Esta melancólica llamada, sobreviviente al maléfico estruendo
citadino, el canto de los grillos y el jadeo de la máquina anunciando
el comienzo de aquel primer viaje integran la música de fondo que
acompaña al coro del silencio. No puedo llamar de otra manera al que
entonan en mi recuerdo voces que poco a poco se fueron alejando.
Siempre que escucho el silbato del tren cierro los ojos y procuro
captarlo –¿consumirlo?– hasta el punto en donde se desvanece. Entonces
me pregunto si volveré a oírlo. No lo sé. En cambio estoy segura de que
siempre lo esperaré con el mismo entusiasmo con que acecho la puntual
floración de la jacaranda. Entre todos los árboles, el más generoso y
audaz. No conforme con regalarnos su sombra, entre marzo y abril se
dedica a poner el cielo a nuestros pies.
Segunda clase
Bancas corridas de madera acanalada. Piso con manchas de
grasa. Un pasillo estrecho por donde caminan apresurados los viajeros
en busca de un sitio en donde sentarse y guardar, por el tiempo que
dure el trayecto, sus pertenencias y los obsequios que les traen a los
coterráneos ansiosos de disfrutar los sabores de allá: pinole recién
molido, limas, tunas cardonas, miel, platillos condimentados por
generaciones de mujeres: abuelas, madres, hermanas, tías o la esposa
que incluye en la bolsa del pan que le manda a su marido un mensaje:
“Mi muy querido Joaquín, espero que al recibir la presente te
encuentres bien de salud como yo por acá, A.D.G. El correo anda peor
que nunca. Me imagino que por eso no me han llegado noticias tuyas.
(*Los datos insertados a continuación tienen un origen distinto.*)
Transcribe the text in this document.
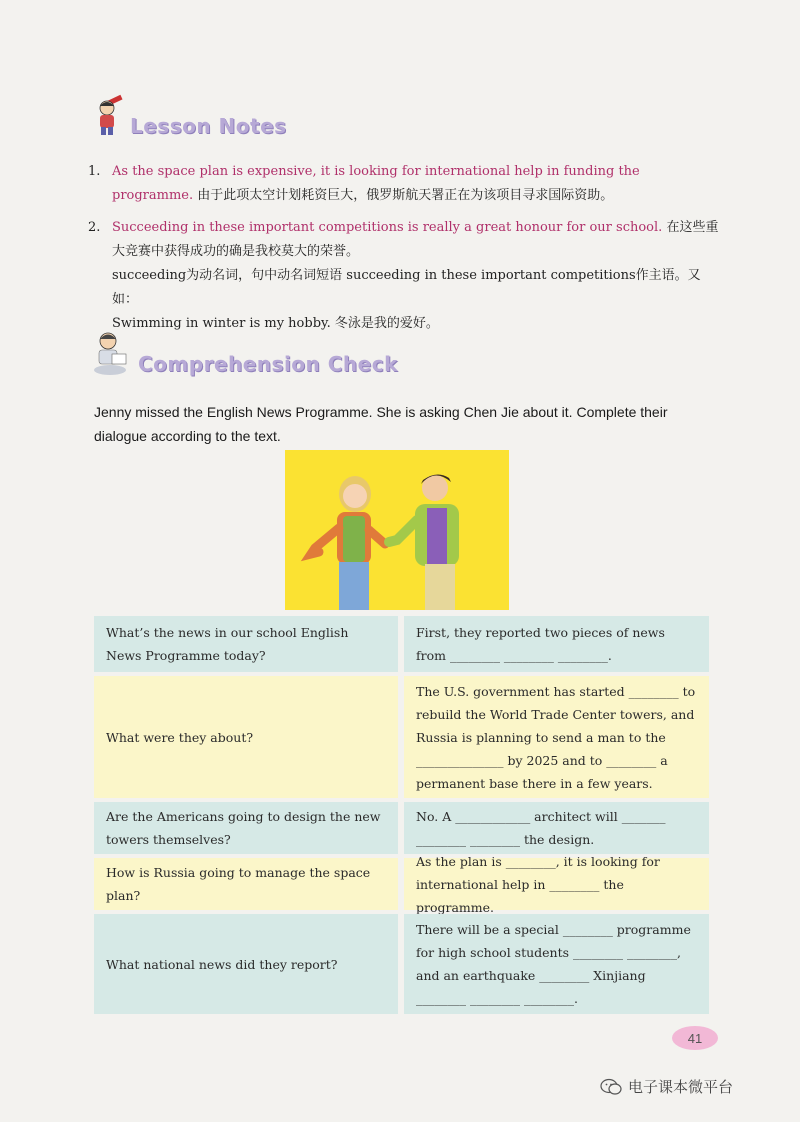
Lesson Notes
1. As the space plan is expensive, it is looking for international help in funding the programme. 由于此项太空计划耗资巨大，俄罗斯航天署正在为该项目寻求国际资助。
2. Succeeding in these important competitions is really a great honour for our school. 在这些重大竞赛中获得成功的确是我校莫大的荣誉。
succeeding为动名词，句中动名词短语 succeeding in these important competitions作主语。又如：
Swimming in winter is my hobby. 冬泳是我的爱好。
Comprehension Check
Jenny missed the English News Programme. She is asking Chen Jie about it. Complete their dialogue according to the text.
What’s the news in our school English News Programme today?
First, they reported two pieces of news from ________ ________ ________.
What were they about?
The U.S. government has started ________ to rebuild the World Trade Center towers, and Russia is planning to send a man to the ______________ by 2025 and to ________ a permanent base there in a few years.
Are the Americans going to design the new towers themselves?
No. A ____________ architect will _______ ________ ________ the design.
How is Russia going to manage the space plan?
As the plan is ________, it is looking for international help in ________ the programme.
What national news did they report?
There will be a special ________ programme for high school students ________ ________, and an earthquake ________ Xinjiang ________ ________ ________.
41
电子课本微平台
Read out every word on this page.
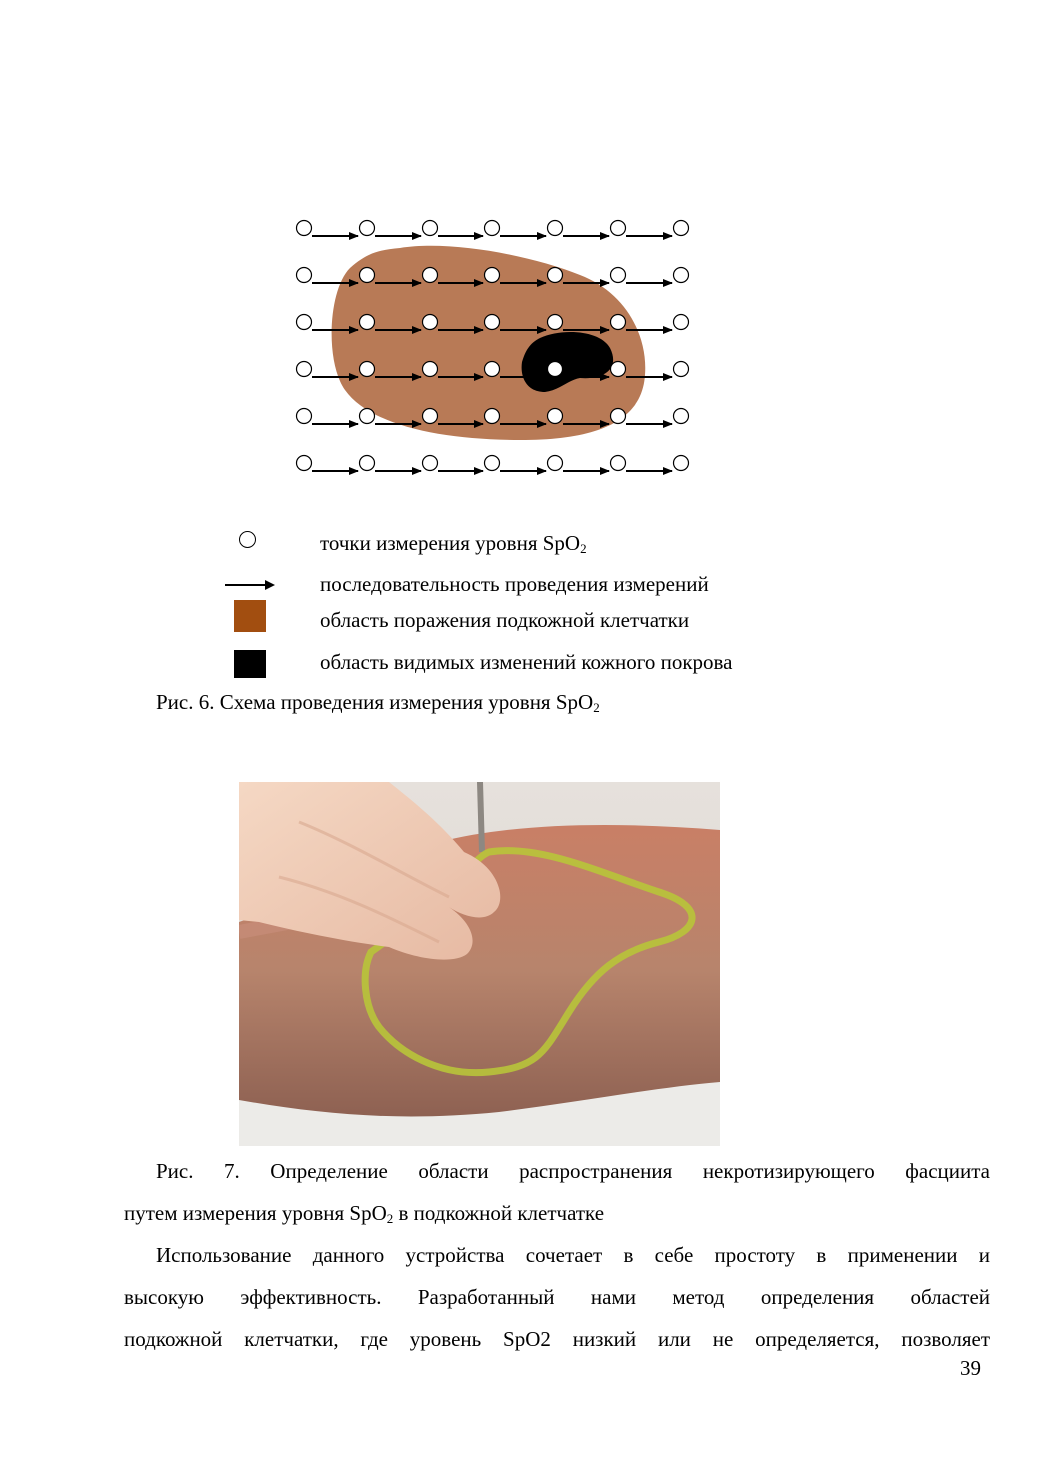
точки измерения уровня SpO$_2$
последовательность проведения измерений
область поражения подкожной клетчатки
область видимых изменений кожного покрова
Рис. 6. Схема проведения измерения уровня SpO$_2$
Рис. 7. Определение области распространения некротизирующего фасциита
путем измерения уровня SpO$_2$ в подкожной клетчатке
Использование данного устройства сочетает в себе простоту в применении и
высокую эффективность. Разработанный нами метод определения областей
подкожной клетчатки, где уровень SpO2 низкий или не определяется, позволяет
39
Aprovecho que Desiderio va a México para que me haga favor de
entregarte la presente. De novedades tenemos la boda de Chinta con
Ardelio y que Gildardo regresó de Estados Unidos: se fue pollito y
regresó hecho un gallo. Si lo vieras, creo que no lo reconocerías.
“Pero mejor ya no te escribo de estas cosas para tener qué
platicarte cuando nos veamos. Ponme un telegrama y dime si piensas
regresarte al pueblo o si sería mejor que me fuera para allá. El pasaje
en segunda está costando casi lo mismo que cuando te fuiste y no sería
mucho gasto. No pienses que tengo urgencia de irme a México porque tus
papás me estén tratando mal o como a una arrimada. Al contrario, doña
Cuca me ve como a una hija y don Benigno también. Todo eso es muy
bonito, pero yo mejor quiero estar contigo.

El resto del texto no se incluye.